“THE HUNTING GROUND” My rating: B+
90 minutes | MPAA rating: PG-13
When they last teamed up in 2012, documentarists Kirby Dick and Amy Zierling gave us “The Invisible War,” a look at sexual assault in the military so damning it forced the Pentagon to review its procedures.
Now Dick and Zierling deliver “The Hunting Ground,” a study of rape on college campuses that should be mandatory viewing for teens and their parents.
But even as this film throws a spotlight on the problem of campus rape, it also explains why American colleges will have to be dragged kicking and screening to confront the issue.
The doc begins with footage of young people learning that they’ve been accepted by their first-choice universities.

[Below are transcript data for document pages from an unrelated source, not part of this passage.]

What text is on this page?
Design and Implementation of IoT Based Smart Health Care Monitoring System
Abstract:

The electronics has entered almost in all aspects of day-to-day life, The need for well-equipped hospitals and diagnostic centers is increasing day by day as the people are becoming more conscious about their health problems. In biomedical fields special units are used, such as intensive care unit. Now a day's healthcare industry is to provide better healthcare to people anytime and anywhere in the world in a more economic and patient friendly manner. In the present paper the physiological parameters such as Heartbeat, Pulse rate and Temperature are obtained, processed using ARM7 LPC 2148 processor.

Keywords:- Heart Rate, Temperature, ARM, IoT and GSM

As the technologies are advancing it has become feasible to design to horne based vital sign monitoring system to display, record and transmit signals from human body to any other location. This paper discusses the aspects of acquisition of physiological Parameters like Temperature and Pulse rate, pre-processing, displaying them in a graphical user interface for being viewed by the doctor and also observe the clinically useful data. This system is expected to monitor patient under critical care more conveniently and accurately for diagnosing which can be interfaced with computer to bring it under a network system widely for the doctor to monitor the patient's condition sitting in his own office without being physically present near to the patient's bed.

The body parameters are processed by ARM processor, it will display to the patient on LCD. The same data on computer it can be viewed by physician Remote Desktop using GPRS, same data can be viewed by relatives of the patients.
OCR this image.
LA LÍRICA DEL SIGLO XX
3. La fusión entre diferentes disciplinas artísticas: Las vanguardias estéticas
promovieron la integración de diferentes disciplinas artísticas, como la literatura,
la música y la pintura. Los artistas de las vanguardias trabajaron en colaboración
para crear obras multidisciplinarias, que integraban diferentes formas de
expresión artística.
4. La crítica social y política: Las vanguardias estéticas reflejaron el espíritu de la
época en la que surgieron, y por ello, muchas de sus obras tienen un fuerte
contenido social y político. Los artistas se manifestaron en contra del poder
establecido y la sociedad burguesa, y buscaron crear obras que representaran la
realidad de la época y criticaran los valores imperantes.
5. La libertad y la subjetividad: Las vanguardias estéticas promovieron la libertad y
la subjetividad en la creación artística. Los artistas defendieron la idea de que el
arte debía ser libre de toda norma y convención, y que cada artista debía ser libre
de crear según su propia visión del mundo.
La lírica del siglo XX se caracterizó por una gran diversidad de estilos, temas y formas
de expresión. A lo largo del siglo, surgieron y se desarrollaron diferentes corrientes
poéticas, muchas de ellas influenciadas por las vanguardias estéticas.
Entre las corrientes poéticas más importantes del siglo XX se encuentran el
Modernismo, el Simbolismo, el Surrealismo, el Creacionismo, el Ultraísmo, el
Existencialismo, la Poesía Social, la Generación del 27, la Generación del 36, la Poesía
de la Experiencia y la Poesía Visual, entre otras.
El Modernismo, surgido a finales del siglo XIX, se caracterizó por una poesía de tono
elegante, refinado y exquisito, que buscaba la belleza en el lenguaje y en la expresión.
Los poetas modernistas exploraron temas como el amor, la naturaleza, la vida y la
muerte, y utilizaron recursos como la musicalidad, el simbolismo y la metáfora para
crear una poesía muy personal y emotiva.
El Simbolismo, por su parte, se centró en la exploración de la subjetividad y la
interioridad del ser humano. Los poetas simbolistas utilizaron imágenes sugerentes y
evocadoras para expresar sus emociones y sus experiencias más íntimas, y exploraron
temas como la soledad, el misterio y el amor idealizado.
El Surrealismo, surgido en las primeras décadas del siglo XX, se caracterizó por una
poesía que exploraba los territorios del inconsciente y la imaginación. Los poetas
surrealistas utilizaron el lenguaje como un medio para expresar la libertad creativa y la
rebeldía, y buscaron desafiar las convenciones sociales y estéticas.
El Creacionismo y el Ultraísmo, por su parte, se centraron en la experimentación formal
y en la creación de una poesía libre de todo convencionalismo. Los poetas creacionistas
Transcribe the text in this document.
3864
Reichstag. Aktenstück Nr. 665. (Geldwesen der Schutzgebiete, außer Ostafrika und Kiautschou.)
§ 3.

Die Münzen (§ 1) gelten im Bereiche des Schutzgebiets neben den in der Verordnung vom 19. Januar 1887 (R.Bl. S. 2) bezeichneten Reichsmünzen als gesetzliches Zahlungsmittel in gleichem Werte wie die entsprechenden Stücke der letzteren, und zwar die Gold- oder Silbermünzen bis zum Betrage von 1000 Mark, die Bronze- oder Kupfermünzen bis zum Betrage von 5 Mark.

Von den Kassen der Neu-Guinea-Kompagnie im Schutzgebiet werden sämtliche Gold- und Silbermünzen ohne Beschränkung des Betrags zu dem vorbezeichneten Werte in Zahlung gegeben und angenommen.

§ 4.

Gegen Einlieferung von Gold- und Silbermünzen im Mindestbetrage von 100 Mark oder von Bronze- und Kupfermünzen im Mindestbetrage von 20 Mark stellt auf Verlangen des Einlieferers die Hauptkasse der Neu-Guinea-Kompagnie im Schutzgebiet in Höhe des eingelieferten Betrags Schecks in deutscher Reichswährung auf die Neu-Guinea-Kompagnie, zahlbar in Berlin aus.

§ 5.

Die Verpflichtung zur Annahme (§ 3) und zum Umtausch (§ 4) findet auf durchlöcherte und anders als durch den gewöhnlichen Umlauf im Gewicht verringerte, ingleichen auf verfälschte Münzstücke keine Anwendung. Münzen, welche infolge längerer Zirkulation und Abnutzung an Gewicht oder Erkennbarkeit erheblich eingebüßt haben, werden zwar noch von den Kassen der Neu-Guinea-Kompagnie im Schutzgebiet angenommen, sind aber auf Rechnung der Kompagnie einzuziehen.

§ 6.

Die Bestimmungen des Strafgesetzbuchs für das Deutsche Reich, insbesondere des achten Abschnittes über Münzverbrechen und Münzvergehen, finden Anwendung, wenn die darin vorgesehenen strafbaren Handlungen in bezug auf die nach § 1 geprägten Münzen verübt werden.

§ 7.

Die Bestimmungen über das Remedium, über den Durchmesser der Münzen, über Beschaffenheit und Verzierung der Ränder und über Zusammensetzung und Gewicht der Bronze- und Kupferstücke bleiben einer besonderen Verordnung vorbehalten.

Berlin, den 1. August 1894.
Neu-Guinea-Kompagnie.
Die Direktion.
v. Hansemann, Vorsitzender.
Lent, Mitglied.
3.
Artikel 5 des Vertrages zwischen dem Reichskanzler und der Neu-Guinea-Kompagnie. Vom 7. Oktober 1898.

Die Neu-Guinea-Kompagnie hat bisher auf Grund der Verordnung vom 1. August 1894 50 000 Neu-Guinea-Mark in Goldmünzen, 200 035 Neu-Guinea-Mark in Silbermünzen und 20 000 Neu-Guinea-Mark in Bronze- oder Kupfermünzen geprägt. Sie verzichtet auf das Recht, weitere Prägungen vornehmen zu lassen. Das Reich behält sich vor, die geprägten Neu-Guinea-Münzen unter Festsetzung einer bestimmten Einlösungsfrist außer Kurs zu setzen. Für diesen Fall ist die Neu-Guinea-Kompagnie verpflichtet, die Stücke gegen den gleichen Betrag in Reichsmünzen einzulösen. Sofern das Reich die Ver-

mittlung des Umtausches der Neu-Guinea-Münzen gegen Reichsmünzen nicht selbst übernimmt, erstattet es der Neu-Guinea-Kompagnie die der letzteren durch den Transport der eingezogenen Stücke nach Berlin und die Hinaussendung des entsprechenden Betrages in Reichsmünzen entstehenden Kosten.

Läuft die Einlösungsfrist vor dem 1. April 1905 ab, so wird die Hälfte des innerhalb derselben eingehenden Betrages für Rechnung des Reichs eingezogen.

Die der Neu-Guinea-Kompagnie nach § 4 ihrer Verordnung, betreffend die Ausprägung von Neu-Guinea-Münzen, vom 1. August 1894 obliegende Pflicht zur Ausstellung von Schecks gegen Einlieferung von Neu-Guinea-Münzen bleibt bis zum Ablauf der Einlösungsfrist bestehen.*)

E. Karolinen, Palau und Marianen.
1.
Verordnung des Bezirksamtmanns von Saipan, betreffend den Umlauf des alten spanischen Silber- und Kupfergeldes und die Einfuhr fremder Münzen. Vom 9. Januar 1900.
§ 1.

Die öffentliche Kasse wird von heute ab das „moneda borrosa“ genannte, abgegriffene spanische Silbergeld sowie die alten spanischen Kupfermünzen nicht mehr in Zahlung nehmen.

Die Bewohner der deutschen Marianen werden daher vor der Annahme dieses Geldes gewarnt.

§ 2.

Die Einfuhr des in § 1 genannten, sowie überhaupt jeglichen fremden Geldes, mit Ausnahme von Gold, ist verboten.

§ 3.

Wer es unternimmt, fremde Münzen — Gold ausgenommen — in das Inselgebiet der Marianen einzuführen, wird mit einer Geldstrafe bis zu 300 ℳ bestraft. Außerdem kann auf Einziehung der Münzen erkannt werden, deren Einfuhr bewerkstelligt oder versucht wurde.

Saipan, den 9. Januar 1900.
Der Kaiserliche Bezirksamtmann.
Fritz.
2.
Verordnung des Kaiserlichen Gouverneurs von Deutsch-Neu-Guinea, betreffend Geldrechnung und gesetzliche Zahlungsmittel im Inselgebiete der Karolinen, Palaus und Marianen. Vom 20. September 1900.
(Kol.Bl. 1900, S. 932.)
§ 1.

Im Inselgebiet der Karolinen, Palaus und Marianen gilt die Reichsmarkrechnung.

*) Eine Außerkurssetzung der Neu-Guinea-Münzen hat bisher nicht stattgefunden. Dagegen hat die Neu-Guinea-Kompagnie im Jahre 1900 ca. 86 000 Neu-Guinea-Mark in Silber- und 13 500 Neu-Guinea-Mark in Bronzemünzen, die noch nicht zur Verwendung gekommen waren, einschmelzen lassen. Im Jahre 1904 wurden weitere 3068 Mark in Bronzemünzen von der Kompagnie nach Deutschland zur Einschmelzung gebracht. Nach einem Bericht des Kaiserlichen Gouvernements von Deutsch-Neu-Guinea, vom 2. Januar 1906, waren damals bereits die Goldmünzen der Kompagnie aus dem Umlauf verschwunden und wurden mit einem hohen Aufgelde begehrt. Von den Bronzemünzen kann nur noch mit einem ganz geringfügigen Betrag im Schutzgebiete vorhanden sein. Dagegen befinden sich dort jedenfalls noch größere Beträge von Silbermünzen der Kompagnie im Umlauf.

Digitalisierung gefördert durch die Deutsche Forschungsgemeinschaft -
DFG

Tears of joy, high fives, back slaps and big hugs are in order.
For some the joy won’t last long. “The Hunting Ground” is filled with young women talking about being sexually assaulted — often even before their freshman classes have begun.
Dick and Ziering also interview a convicted campus rapist (allegedly reformed, his face is blurred) who discusses his methodology for locating, cultivating and attacking women.
The statistics presented here are horrifying. As many as 100,000 American women will be sexually assaulted on campus each year. And yet nearly half of all U.S. campuses report no rapes at all in any year. Something’s not right.
The film doesn’t suggest that all college men are rape crazy. These crimes are committed by no more than 4 percent of male students. Yet the reluctance of the schools to investigate rape allegations and expel the perpetrators means that this criminal 4 percent are usually repeat offenders.
This doc works superbly on several levels. First it lets these women tell their stories — and we find that overwhelmingly they have received no satisfaction from their administrations, which bury rape reports lest word get out that their campuses are unsafe. (One of the film’s subjects is a former college head of security who prematurely ended his career rather than be complicit in rape coverups.)
Campus rapes are rarely committed by strangers. “It’s the people you do know you’ve got to be worried about,” says one young woman.
Certain fraternities on certain campuses have earned reputations for drugging and sexually assaulting women at their parties. Several young women note that SAE stands both for Sigma Alpha Epsilon and “sexual assault expected.”